Suasana Sidang Kabinet Paripurna di Kantor Presiden, Komplek Istana Kepresidenan, Jakarta, Senin (2/11/2015). Sidang membahas APBN 2016, Persiapan Pilkada Serentak, dan Paket Kebijakan Ekonomi VI. (Liputam6.com/Faizal Fanani)

"Presiden menegaskan, tolong ini dihentikan. Perdebatan itu hanya ada di ruang rapat terbatas atau hanya di rapat kabinet. Ini sudah pernah disampaikan oleh Presiden dengan bahasa jangan gaduh di luar," ucap dia.

Segera Panggil Menteri

Jokowi juga meminta agar silang pendapat yang berujung pada perang argumen antar beberapa menteri dihentikan. Perang argumen yang terjadi justru membuat citra pemerintah di masyarakat menjadi buruk.

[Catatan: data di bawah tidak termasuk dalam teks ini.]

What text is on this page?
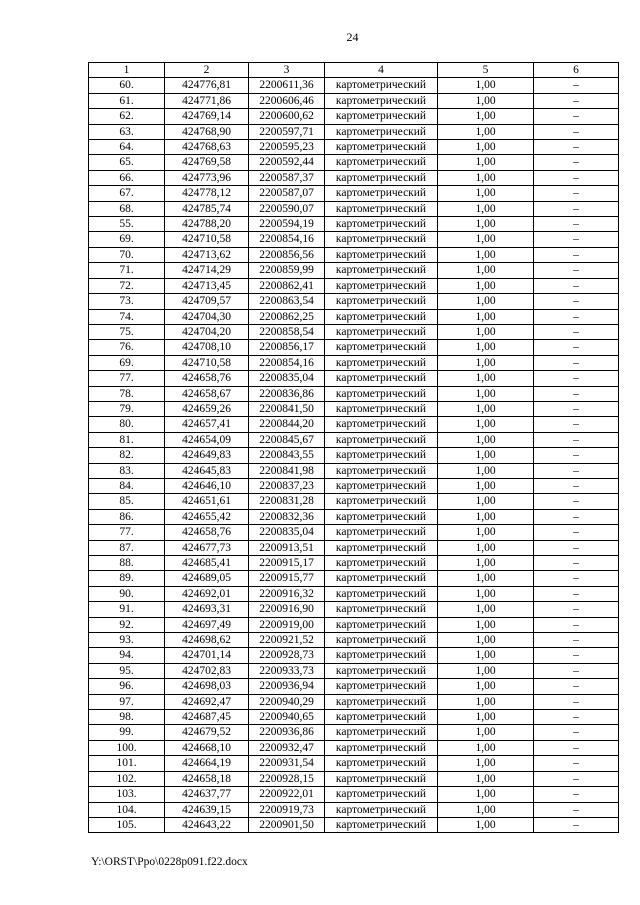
24
1	2	3	4	5	6
60.	424776,81	2200611,36	картометрический	1,00	–
61.	424771,86	2200606,46	картометрический	1,00	–
62.	424769,14	2200600,62	картометрический	1,00	–
63.	424768,90	2200597,71	картометрический	1,00	–
64.	424768,63	2200595,23	картометрический	1,00	–
65.	424769,58	2200592,44	картометрический	1,00	–
66.	424773,96	2200587,37	картометрический	1,00	–
67.	424778,12	2200587,07	картометрический	1,00	–
68.	424785,74	2200590,07	картометрический	1,00	–
55.	424788,20	2200594,19	картометрический	1,00	–
69.	424710,58	2200854,16	картометрический	1,00	–
70.	424713,62	2200856,56	картометрический	1,00	–
71.	424714,29	2200859,99	картометрический	1,00	–
72.	424713,45	2200862,41	картометрический	1,00	–
73.	424709,57	2200863,54	картометрический	1,00	–
74.	424704,30	2200862,25	картометрический	1,00	–
75.	424704,20	2200858,54	картометрический	1,00	–
76.	424708,10	2200856,17	картометрический	1,00	–
69.	424710,58	2200854,16	картометрический	1,00	–
77.	424658,76	2200835,04	картометрический	1,00	–
78.	424658,67	2200836,86	картометрический	1,00	–
79.	424659,26	2200841,50	картометрический	1,00	–
80.	424657,41	2200844,20	картометрический	1,00	–
81.	424654,09	2200845,67	картометрический	1,00	–
82.	424649,83	2200843,55	картометрический	1,00	–
83.	424645,83	2200841,98	картометрический	1,00	–
84.	424646,10	2200837,23	картометрический	1,00	–
85.	424651,61	2200831,28	картометрический	1,00	–
86.	424655,42	2200832,36	картометрический	1,00	–
77.	424658,76	2200835,04	картометрический	1,00	–
87.	424677,73	2200913,51	картометрический	1,00	–
88.	424685,41	2200915,17	картометрический	1,00	–
89.	424689,05	2200915,77	картометрический	1,00	–
90.	424692,01	2200916,32	картометрический	1,00	–
91.	424693,31	2200916,90	картометрический	1,00	–
92.	424697,49	2200919,00	картометрический	1,00	–
93.	424698,62	2200921,52	картометрический	1,00	–
94.	424701,14	2200928,73	картометрический	1,00	–
95.	424702,83	2200933,73	картометрический	1,00	–
96.	424698,03	2200936,94	картометрический	1,00	–
97.	424692,47	2200940,29	картометрический	1,00	–
98.	424687,45	2200940,65	картометрический	1,00	–
99.	424679,52	2200936,86	картометрический	1,00	–
100.	424668,10	2200932,47	картометрический	1,00	–
101.	424664,19	2200931,54	картометрический	1,00	–
102.	424658,18	2200928,15	картометрический	1,00	–
103.	424637,77	2200922,01	картометрический	1,00	–
104.	424639,15	2200919,73	картометрический	1,00	–
105.	424643,22	2200901,50	картометрический	1,00	–
Y:\ORST\Ppo\0228p091.f22.docx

"Presiden marah dengan situasi yang terjadi belakangan ini, yang terlihat semakin meruncing bahkan masuk pada perseteruan antarmenteri yang bersifat menyerang pribadi. Jadi kembali ditegaskan oleh Presiden, cukup, hentikan itu kepada siapa pun pembantunya," tegas Johan.

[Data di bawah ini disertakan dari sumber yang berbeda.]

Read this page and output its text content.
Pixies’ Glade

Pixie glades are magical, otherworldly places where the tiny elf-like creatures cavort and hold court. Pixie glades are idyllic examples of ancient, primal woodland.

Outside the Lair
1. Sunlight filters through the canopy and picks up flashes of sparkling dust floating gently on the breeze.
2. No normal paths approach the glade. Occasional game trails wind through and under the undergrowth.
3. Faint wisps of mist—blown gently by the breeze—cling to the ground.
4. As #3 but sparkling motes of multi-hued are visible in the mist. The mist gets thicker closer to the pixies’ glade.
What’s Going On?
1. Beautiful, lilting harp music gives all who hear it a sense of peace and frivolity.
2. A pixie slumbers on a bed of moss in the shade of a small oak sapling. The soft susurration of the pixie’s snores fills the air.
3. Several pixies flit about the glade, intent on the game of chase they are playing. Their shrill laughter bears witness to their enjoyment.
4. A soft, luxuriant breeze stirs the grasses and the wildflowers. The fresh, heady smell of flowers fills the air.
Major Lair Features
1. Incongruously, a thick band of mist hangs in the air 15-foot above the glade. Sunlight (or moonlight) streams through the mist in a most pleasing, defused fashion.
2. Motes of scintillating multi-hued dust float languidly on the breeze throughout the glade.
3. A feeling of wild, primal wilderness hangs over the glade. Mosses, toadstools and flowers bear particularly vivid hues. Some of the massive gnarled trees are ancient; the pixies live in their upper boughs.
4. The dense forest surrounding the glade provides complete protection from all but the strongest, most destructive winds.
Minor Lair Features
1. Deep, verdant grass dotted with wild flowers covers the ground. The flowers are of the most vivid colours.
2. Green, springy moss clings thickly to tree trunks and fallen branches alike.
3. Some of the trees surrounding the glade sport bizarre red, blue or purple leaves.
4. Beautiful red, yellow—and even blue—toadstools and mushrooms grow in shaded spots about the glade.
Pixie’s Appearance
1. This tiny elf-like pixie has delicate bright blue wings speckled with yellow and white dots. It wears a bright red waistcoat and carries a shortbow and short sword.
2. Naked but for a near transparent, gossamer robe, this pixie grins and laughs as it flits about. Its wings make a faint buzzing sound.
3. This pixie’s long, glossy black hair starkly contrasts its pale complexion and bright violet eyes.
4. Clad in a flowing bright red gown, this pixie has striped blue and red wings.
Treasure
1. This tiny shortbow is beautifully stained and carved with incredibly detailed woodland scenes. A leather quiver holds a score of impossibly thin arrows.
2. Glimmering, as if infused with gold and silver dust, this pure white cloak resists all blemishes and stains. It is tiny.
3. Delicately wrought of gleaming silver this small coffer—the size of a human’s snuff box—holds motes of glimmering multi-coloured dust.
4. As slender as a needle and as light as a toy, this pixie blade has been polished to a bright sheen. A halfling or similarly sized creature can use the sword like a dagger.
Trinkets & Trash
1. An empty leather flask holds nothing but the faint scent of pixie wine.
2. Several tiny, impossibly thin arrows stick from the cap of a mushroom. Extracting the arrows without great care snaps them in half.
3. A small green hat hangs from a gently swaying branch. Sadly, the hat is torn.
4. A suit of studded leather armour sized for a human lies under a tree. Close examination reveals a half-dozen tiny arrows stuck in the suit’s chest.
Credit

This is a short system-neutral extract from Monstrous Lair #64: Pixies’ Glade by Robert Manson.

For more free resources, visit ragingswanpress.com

Karena itu, Jokowi akan segera memanggil sejumlah menteri yang selama ini dinilai telah mempertontonkan silang pendapat di ranah publik.

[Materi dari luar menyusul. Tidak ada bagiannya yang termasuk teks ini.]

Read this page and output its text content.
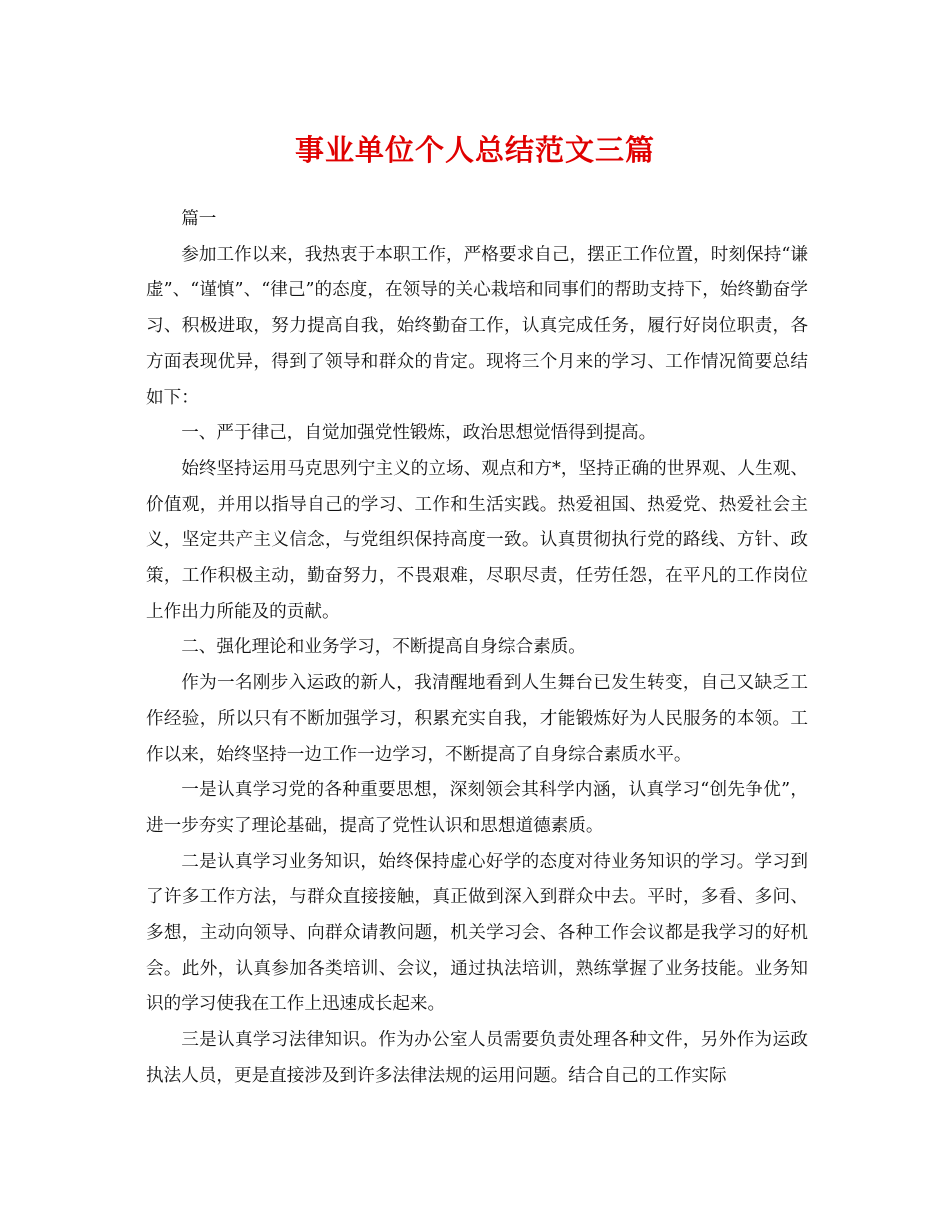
事业单位个人总结范文三篇

篇一

参加工作以来，我热衷于本职工作，严格要求自己，摆正工作位置，时刻保持“谦虚”、“谨慎”、“律己”的态度，在领导的关心栽培和同事们的帮助支持下，始终勤奋学习、积极进取，努力提高自我，始终勤奋工作，认真完成任务，履行好岗位职责，各方面表现优异，得到了领导和群众的肯定。现将三个月来的学习、工作情况简要总结如下：

一、严于律己，自觉加强党性锻炼，政治思想觉悟得到提高。

始终坚持运用马克思列宁主义的立场、观点和方*，坚持正确的世界观、人生观、价值观，并用以指导自己的学习、工作和生活实践。热爱祖国、热爱党、热爱社会主义，坚定共产主义信念，与党组织保持高度一致。认真贯彻执行党的路线、方针、政策，工作积极主动，勤奋努力，不畏艰难，尽职尽责，任劳任怨，在平凡的工作岗位上作出力所能及的贡献。

二、强化理论和业务学习，不断提高自身综合素质。

作为一名刚步入运政的新人，我清醒地看到人生舞台已发生转变，自己又缺乏工作经验，所以只有不断加强学习，积累充实自我，才能锻炼好为人民服务的本领。工作以来，始终坚持一边工作一边学习，不断提高了自身综合素质水平。

一是认真学习党的各种重要思想，深刻领会其科学内涵，认真学习“创先争优”，进一步夯实了理论基础，提高了党性认识和思想道德素质。

二是认真学习业务知识，始终保持虚心好学的态度对待业务知识的学习。学习到了许多工作方法，与群众直接接触，真正做到深入到群众中去。平时，多看、多问、多想，主动向领导、向群众请教问题，机关学习会、各种工作会议都是我学习的好机会。此外，认真参加各类培训、会议，通过执法培训，熟练掌握了业务技能。业务知识的学习使我在工作上迅速成长起来。

三是认真学习法律知识。作为办公室人员需要负责处理各种文件，另外作为运政执法人员，更是直接涉及到许多法律法规的运用问题。结合自己的工作实际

"Tidak‎ hanya 2 menteri, tapi ada beberapa menteri yang juga bersilang pendapat secara terbuka. Ini tidak etis bahasanya, tidak elok lah," ujar Johan.

Selain itu, silang pendapat yang terjadi juga akan menjadi bahan evaluasi Jokowi untuk menilai kinerja menteri-menterinya.

Menpan-RB Yuddy Chrisnadi  berbincang dengan Menteri Agraria dan Tata Ruang Ferry M. Baldan sebelum rapat terbatas yang dipimpin Presiden Jokowi dan Wapres Jusuf Kalla di Kantor Kepresidenan, Jakarta, Rabu (16/9/2015). (Liputan6.com/Faizal Fanani)

"Evaluasi tidak hanya pada satu titik dan waktu tertentu, tapi sepanjang kegiatan atau kinerja menteri itu. Evaluasi dalam bentuk apa, saya kira Presiden yang tahu," ucap Johan.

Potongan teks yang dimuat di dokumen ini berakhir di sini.